Introduces proof-state snapshotting via a Lean 4 language-server extension to speed parallel tactic search.
Abstract
Automated theorem proving systems built on Lean 4 increasingly rely on parallel tactic search over partially specified proofs, such as those generated by Draft-Sketch-Prove (DSP) pipelines. In current systems, each search branch reconstructs a proof state by re-running elaboration, leading to substantial per-branch overhead. In Lean 4 with Mathlib, this cost has two components: (1) import loading, which deserializes pre-compiled libraries (~60 s per branch); and (2) theorem-body elaboration, which re-checks the theorem context up to the target goal (estimated 18-735 s depending on proof complexity). Together, these account for >99% of per-branch wall time, making portfolio-based search impractical at scale. We observe that this overhead arises from a mismatch between the structure of proof search and its execution model: branching is implemented via repeated reconstruction of proof states rather than direct reuse. To address this, we introduce proof-state snapshotting, which captures the elaborated proof state once and reuses it across branches via a small extension to the Lean 4 language server. Across 48 miniF2F-v2 problems (45 prove-phase benchmarks and 3 full end-to-end runs), our approach achieves a 5.6-50x wall-time speedup over the standard fallback (average 14x, median 9.7x). Speedup increases with the number of proof branches. Our method is orthogonal to import-level caching (e.g., Kimina Lean Server), which avoids import loading but not theorem-body elaboration. The patched Lean binary and the Snapshot-DSP pipeline will be released as open source upon publication.
Problem
In portfolio-based tactic search for Lean 4 theorem proving, each search branch reconstructs the proof state from scratch (import loading ~60s plus theorem-body elaboration 18-735s), consuming over 99% of per-branch wall time and making parallel search impractical.
Approach
The authors introduce proof-state snapshotting, which captures the elaborated proof state once via the Lean 4 language server and reuses it across all branches through three custom LSP methods. The system forks the already-elaborated state at each sorry position and fans out tactic attempts in parallel using Lean's work-stealing scheduler, achieving O(1) elaboration cost regardless of branch count.
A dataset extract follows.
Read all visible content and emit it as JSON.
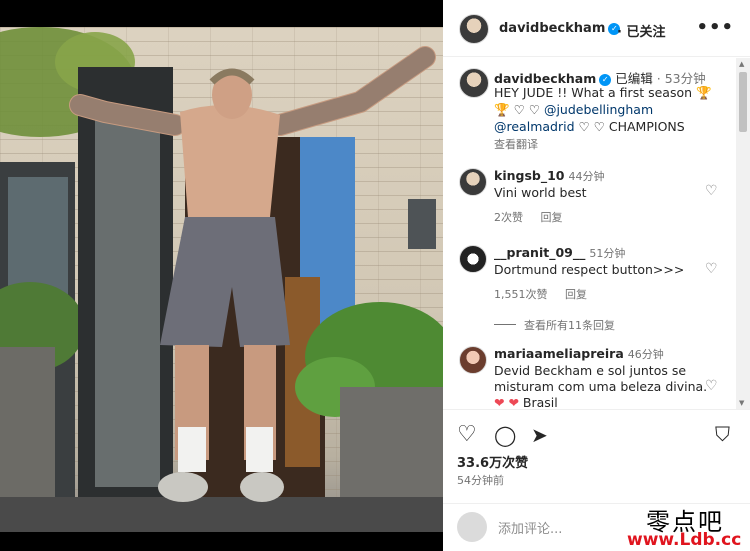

Figure 1: (a) Fallback (Level 0): every branch independently reloads Mathlib and re-elaborates the theorem body (75–795 s per branch depending on theorem complexity; 75 s for simple theorems, up to 795 s for the hardest benchmark), yielding O(N) total overhead. The diagram shows W\!=\!2 concurrent workers; in general W\approx\lfloor\text{RAM}/3\,\text{GB}\rfloor , so W\ll N on any single machine.
Results
Across 48 miniF2F-v2 problems, snapshotting achieves 5.6-50x wall-time speedup over the standard fallback (average 14x, median 9.7x). Speedup scales with sorry-hole count: 7.9x at 1 hole, 29.8x at 5 holes. The approach is orthogonal to import-level caching and composes with it for potentially over 100x combined speedup.